Effects of wax and graphene concentrations on cutting force in drilling GFRP composites: A comprehensive study using a full factorial design of experiments

This study investigates the effects of varying concentrations of wax (0%, 1%, and 2%) and graphene (0%, 0.25%, and 2%) on cutting forces during the drilling of Glass Fiber Reinforced Polymer (GFRP) composites. A full factorial design of experiments (DOE) was employed to evaluate the interaction between these variables. Wax enhances lubrication and reduces friction, while graphene contributes to material strength and thermal conductivity, thus affecting machining performance.

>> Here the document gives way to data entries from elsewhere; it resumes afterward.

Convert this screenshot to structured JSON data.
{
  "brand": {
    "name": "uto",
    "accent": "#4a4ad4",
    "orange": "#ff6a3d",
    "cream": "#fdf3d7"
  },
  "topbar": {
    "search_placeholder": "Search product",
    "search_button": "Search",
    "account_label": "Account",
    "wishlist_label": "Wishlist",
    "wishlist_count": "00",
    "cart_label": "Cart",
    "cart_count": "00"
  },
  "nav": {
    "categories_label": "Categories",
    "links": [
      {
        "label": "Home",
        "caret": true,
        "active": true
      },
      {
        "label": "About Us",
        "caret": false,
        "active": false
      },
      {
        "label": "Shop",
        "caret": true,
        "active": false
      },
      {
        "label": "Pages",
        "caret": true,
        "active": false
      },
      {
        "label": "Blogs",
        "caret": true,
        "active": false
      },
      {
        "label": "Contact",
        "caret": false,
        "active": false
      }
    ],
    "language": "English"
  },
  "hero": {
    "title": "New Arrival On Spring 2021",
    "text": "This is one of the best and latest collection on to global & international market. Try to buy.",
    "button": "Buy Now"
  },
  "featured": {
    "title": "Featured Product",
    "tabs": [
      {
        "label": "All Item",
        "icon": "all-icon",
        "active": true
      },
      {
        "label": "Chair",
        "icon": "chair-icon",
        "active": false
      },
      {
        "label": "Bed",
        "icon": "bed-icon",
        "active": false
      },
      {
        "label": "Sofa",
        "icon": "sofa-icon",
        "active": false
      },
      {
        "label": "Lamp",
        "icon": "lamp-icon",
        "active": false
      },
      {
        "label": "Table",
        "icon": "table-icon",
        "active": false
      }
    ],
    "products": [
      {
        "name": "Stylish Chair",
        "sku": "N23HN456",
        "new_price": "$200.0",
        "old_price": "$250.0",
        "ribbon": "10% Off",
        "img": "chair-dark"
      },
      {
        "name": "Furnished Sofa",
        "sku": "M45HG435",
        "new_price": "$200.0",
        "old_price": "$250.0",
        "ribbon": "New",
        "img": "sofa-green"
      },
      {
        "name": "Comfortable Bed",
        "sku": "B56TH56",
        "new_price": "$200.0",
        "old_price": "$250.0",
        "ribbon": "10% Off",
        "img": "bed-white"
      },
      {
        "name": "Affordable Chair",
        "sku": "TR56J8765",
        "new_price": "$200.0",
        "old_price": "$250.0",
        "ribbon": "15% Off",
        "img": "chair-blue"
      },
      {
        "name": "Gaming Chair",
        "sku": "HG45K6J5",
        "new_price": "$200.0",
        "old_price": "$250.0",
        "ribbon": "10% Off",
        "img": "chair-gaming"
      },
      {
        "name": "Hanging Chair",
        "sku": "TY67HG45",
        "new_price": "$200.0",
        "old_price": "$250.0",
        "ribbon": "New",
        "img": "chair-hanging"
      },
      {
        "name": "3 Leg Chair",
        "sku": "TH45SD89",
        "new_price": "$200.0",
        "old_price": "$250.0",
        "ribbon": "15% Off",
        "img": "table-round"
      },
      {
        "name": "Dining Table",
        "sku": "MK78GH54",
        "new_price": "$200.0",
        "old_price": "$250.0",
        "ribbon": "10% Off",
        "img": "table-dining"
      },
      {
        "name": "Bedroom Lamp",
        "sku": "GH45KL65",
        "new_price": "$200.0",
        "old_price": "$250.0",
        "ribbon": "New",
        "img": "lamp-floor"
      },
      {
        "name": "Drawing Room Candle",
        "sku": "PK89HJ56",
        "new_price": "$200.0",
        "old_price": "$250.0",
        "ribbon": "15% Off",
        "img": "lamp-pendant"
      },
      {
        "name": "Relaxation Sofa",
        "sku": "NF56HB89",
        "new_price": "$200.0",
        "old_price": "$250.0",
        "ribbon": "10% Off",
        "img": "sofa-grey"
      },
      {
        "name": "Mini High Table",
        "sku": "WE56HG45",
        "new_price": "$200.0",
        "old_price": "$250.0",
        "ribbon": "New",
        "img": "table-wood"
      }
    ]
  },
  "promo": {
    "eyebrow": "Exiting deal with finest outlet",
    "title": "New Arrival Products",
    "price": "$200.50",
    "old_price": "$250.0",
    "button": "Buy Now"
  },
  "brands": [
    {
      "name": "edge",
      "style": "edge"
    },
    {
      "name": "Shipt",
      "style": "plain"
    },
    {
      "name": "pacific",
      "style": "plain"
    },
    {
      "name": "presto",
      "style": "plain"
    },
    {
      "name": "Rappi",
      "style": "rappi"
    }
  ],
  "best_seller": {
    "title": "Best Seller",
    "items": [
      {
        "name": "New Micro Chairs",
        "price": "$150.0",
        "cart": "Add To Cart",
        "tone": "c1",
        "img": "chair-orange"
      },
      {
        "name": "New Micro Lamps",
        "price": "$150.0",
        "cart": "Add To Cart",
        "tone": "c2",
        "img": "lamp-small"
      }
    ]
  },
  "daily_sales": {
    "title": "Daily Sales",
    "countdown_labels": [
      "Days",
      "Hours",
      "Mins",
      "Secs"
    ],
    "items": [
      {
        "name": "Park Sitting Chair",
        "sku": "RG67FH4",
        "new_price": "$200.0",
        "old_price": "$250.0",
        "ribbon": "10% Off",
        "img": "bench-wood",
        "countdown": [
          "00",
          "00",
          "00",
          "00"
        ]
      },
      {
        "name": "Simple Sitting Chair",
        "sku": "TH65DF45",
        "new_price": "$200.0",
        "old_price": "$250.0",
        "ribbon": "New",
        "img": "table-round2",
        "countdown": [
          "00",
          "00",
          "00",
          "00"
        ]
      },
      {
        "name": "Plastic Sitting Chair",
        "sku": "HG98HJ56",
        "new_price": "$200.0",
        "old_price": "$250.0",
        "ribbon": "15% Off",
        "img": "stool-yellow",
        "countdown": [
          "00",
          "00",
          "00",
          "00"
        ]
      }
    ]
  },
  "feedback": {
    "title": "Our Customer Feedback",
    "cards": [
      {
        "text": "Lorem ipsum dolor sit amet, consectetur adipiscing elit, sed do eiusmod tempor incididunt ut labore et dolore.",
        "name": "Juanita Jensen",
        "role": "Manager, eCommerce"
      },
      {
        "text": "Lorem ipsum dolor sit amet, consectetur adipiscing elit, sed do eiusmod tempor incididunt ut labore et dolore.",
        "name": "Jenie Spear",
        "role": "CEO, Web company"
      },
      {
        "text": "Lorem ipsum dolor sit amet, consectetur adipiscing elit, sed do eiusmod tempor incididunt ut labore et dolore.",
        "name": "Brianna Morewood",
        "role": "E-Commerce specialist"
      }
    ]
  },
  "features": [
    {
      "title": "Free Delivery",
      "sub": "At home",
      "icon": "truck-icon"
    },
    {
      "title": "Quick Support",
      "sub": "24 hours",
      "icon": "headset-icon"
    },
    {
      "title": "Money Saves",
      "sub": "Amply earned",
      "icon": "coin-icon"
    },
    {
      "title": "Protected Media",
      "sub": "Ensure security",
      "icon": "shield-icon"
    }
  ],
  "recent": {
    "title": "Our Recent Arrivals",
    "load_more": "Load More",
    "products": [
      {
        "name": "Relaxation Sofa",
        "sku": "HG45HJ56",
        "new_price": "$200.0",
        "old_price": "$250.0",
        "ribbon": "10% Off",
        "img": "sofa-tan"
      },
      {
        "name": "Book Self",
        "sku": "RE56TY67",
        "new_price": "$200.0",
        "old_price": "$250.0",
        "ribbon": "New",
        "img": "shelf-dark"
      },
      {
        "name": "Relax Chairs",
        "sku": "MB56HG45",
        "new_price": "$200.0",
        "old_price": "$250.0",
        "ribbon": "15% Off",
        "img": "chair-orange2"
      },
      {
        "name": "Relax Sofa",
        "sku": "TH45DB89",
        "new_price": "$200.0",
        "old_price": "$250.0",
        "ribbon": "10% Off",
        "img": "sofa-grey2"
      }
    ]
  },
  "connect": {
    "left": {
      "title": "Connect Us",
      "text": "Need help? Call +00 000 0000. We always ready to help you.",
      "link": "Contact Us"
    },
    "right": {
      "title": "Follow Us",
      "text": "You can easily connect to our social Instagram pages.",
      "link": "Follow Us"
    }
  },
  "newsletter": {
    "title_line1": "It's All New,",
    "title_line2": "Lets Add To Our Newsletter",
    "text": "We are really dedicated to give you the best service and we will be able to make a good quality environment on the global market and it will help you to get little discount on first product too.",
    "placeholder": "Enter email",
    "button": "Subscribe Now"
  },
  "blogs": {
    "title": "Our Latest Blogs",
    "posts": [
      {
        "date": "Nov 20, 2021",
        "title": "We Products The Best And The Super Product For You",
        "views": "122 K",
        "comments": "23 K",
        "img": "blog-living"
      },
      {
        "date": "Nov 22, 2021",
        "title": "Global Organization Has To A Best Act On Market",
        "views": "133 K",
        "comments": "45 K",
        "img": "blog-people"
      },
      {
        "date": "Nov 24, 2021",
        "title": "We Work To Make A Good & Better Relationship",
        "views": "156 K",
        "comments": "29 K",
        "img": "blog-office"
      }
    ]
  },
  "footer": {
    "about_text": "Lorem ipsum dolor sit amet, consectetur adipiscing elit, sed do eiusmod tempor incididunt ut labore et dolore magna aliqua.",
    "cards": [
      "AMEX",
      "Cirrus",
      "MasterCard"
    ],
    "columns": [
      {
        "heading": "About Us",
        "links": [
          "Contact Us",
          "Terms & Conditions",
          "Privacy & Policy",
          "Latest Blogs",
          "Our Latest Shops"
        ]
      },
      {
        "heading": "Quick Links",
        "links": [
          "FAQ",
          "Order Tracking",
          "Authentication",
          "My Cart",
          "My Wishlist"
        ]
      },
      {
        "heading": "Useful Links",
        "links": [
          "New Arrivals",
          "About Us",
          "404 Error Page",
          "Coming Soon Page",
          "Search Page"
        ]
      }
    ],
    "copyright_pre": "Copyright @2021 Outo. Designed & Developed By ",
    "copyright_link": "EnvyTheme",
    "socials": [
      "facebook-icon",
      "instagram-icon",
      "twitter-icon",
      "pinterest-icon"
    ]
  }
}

GFRP samples with different wax and graphene concentrations were prepared using a consistent mixing process. Cutting forces were measured during drilling, and normality tests confirmed that the data followed a normal distribution, allowing for the use of parametric statistical methods. Regression models were developed to assess the impact of different concentrations on cutting force, with t-tests evaluating the significance of the factors. The results indicated that the optimal combination for minimizing cutting forces was 1% wax and 0.25% graphene. This study highlights the importance of adjusting wax and graphene concentrations to optimize drilling performance, offering insights into the most effective combinations for reduced cutting forces. The predictive accuracy of the regression models was high, with R²values of 0.95 and 0.90, respectively.